Moe, For Your Money

If you’re a working musician in Northeast Florida, you probably know Moe Ricks already. In fact, odds are good that you’ve worked with him at some point in the past. For more than 20 years, Ricks has made inestimable contributions to the scene as a producer, engineer and all-around facilitator. Now, many of those artists who’ve benefited from his expertise are coming together to help give back to a man who’s given so much to them—and to us, the listeners and fans who love their work.

Ricks was born in Brunswick, Georgia, in March 1971 and moved here when his father retired from the Navy in 1983. After graduating from the Academy of Christian Truth in 1989, he moved to Tallahassee to work at the Milk Bar (not to be confused with our Milk Bar). It was there he first heard about Full Sail University; he moved down to Winter Park, and graduated from that institution in 1995. He soon returned to Jacksonville, falling into local creative circles and becoming a fixture within a generation of musicians. He worked at Anvil Audio on Park Street alongside Jim Lerche and the late, great Brian Hicks.

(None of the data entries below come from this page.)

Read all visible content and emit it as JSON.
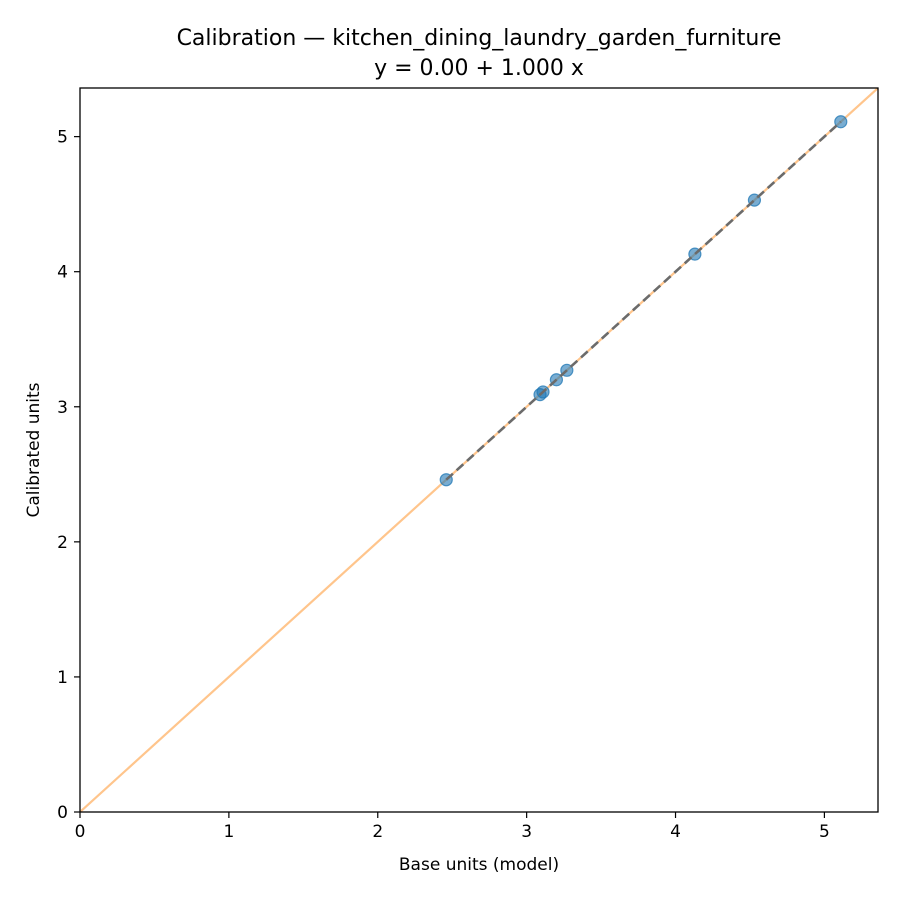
{
  "chart_data": {
    "type": "scatter",
    "title": "Calibration — kitchen_dining_laundry_garden_furniture",
    "subtitle": "y = 0.00 + 1.000 x",
    "xlabel": "Base units (model)",
    "ylabel": "Calibrated units",
    "xlim": [
      0,
      5.36
    ],
    "ylim": [
      0,
      5.36
    ],
    "xticks": [
      0,
      1,
      2,
      3,
      4,
      5
    ],
    "yticks": [
      0,
      1,
      2,
      3,
      4,
      5
    ],
    "grid": false,
    "points": {
      "x": [
        2.46,
        3.09,
        3.11,
        3.2,
        3.27,
        4.13,
        4.53,
        5.11
      ],
      "y": [
        2.46,
        3.09,
        3.11,
        3.2,
        3.27,
        4.13,
        4.53,
        5.11
      ]
    },
    "identity_line": {
      "x": [
        0,
        5.36
      ],
      "y": [
        0,
        5.36
      ]
    },
    "fit_line": {
      "intercept": 0.0,
      "slope": 1.0,
      "x_range": [
        2.46,
        5.11
      ]
    },
    "colors": {
      "points": "#1f77b4",
      "identity": "#ffbb78",
      "fit": "#6b6b6b",
      "axes": "#000000"
    }
  }
}
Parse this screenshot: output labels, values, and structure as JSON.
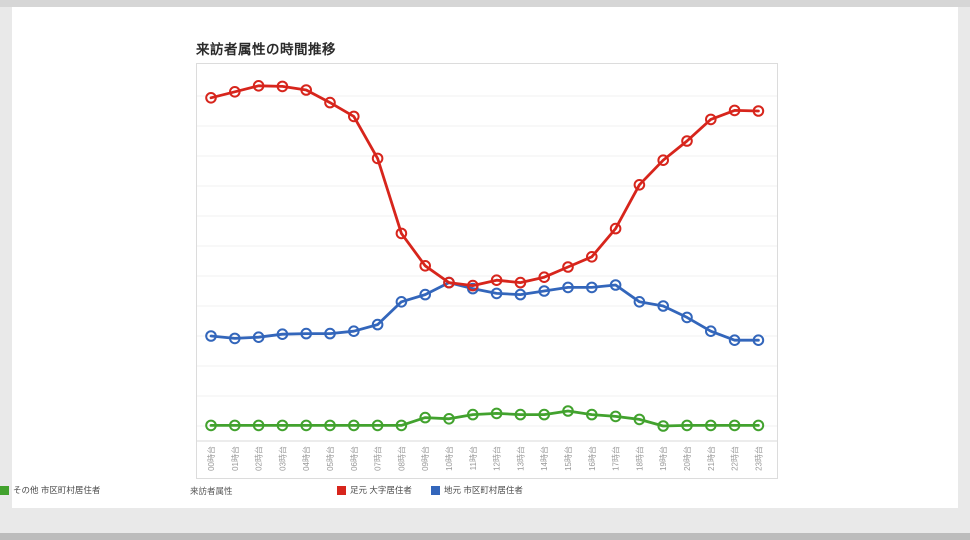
{
  "page": {
    "title": "来訪者属性の時間推移"
  },
  "legend": {
    "title": "来訪者属性"
  },
  "chart_data": {
    "type": "line",
    "title": "来訪者属性の時間推移",
    "categories": [
      "00時台",
      "01時台",
      "02時台",
      "03時台",
      "04時台",
      "05時台",
      "06時台",
      "07時台",
      "08時台",
      "09時台",
      "10時台",
      "11時台",
      "12時台",
      "13時台",
      "14時台",
      "15時台",
      "16時台",
      "17時台",
      "18時台",
      "19時台",
      "20時台",
      "21時台",
      "22時台",
      "23時台"
    ],
    "series": [
      {
        "name": "足元 大字居住者",
        "color": "#d7251c",
        "values": [
          57.2,
          58.2,
          59.2,
          59.1,
          58.5,
          56.4,
          54.1,
          47.1,
          34.6,
          29.2,
          26.4,
          25.9,
          26.8,
          26.4,
          27.3,
          29.0,
          30.7,
          35.4,
          42.7,
          46.8,
          50.0,
          53.6,
          55.1,
          55.0
        ]
      },
      {
        "name": "地元 市区町村居住者",
        "color": "#3366bb",
        "values": [
          17.5,
          17.1,
          17.3,
          17.8,
          17.9,
          17.9,
          18.3,
          19.4,
          23.2,
          24.4,
          26.4,
          25.4,
          24.6,
          24.4,
          25.0,
          25.6,
          25.6,
          26.0,
          23.2,
          22.5,
          20.6,
          18.3,
          16.8,
          16.8
        ]
      },
      {
        "name": "その他 市区町村居住者",
        "color": "#42a22e",
        "values": [
          2.6,
          2.6,
          2.6,
          2.6,
          2.6,
          2.6,
          2.6,
          2.6,
          2.6,
          3.9,
          3.7,
          4.4,
          4.6,
          4.4,
          4.4,
          5.0,
          4.4,
          4.1,
          3.6,
          2.5,
          2.6,
          2.6,
          2.6,
          2.6
        ]
      }
    ],
    "xlabel": "",
    "ylabel": "",
    "ylim": [
      0,
      62.5
    ],
    "y_axis_labels_visible": false,
    "grid": true,
    "marker": "open-circle",
    "legend_position": "bottom-left"
  }
}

Ricks maintained a busy schedule, even as health problems began to slowly pile up. He’d battled congestive heart failure since 2005, and had had a balloon pump installed a few years ago. Things came to a head on May 9, when abdominal pains sent him to Orange Park Medical Center. He learned that his gall bladder had to be removed. During that process, doctors discovered his heart had deteriorated to a dangerous degree. The combination wrecked his kidneys as well. Subsequently, he was rushed to UF Health in Gainesville. Doctors there told him that he needed a heart transplant and a kidney transplant—and he needed them both immediately.

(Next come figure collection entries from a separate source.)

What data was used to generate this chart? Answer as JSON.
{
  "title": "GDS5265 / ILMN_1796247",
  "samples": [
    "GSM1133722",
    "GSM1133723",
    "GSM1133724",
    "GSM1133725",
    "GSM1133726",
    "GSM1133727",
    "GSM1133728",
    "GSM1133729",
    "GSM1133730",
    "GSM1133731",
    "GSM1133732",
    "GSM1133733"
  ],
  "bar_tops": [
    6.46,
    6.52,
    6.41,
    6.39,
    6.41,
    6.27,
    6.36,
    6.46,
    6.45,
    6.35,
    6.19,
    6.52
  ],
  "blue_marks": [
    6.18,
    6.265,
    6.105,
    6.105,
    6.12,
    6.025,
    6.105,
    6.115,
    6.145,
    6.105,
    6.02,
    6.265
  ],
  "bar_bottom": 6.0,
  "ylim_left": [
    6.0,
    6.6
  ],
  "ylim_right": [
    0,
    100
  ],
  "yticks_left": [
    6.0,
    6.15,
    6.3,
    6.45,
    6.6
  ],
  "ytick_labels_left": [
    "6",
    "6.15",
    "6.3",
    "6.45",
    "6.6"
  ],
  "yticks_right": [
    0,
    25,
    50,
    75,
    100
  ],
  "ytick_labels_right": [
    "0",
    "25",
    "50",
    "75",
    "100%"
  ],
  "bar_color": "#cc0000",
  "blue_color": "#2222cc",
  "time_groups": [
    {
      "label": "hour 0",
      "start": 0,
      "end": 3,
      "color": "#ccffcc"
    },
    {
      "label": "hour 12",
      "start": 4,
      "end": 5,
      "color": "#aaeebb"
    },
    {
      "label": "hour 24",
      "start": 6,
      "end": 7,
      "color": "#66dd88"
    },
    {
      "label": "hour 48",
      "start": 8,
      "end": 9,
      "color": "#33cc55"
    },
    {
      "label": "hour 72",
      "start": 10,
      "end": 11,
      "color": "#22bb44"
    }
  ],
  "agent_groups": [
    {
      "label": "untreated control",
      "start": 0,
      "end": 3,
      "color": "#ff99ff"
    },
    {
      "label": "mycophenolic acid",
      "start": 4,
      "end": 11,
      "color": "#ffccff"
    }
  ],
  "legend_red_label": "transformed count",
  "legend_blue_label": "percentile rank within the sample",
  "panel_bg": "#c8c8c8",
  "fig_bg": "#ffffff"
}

Ricks has remained positive throughout these serious health problems, biding his time as he waits for his transplant. It’s a difficult situation, made vastly more complicated because he needs multiple organs, and both organs must come from the same donor to reduce his risk of rejection.

He got close to the goal of better health mere days ago. On July 10, he was on the table, sedated, prepped and ready, his chest sawed open, as an airplane bearing his new organs flew to Gainesville. Then the unthinkable happened: The plane flew into a flock of geese, causing an engine fire that spread into the cabin and forced an emergency landing. A backup jet could not be secured in time to preserve the organs aboard. So Ricks had to be awakened and sewn back up. He patiently waits, only now in far more pain than ever. Words fail me.

As the news of Ricks’ situation broke, the community rallied in double-time around him. This weekend’s “I Know Moe” benefit concert was the brainchild of Marco Monfoy, co-founder of Burrito Gallery and Taqueria Cinco, which opens on Lomax Street in Five Points in just a few weeks, and Keith Marks, a former Folio Weekly staffer and longtime facilitator of the scene. Ricks helped Marks start the organization Avant Arts, which brings world music to our airwaves (via WJCT) and the Urban Core. They took the idea to Ian Ranne, who offered his Downtown venue, Justice Pub, for an entire day.

When the call for talent went out, virtually everyone answered on the first ring. The result? One of the most stacked lineups of local music ever assembled, including Aerial Tribe, Brandon Lucas, Cookie Bush, Cosmic Pimps, The Firewater Tent Revival, Madra Vaca and Shakti Cypher, Smokestack and Sugarfoot. It’s a virtual diaspora of Duval’s finest, scattered around the world; many of them would have never performed together again, if not for this specific occasion.

There’s also a silent auction, with items donated from local artists, artisans and various businesses. Organizers even hope to live-stream the event online, for the benefit of those who can’t be there in person … especially the man of honor himself.

Ricks looks forward to getting back out in them streets, and his current condition hasn’t curbed his appetite for the business. He’s got a mini recording rig set up on his laptop, and he’s already begun some recording at the hospital. The first edition of “Moe’s Merry Music Hour,” recorded on June 9, featured guitarist Michael Romine. For Ricks, the road ahead is long, uncertain and difficult, but his strength of character should carry him through. Ultimately, it’s quite easy for Moe Ricks to be positive, because that’s actually his blood type: B+.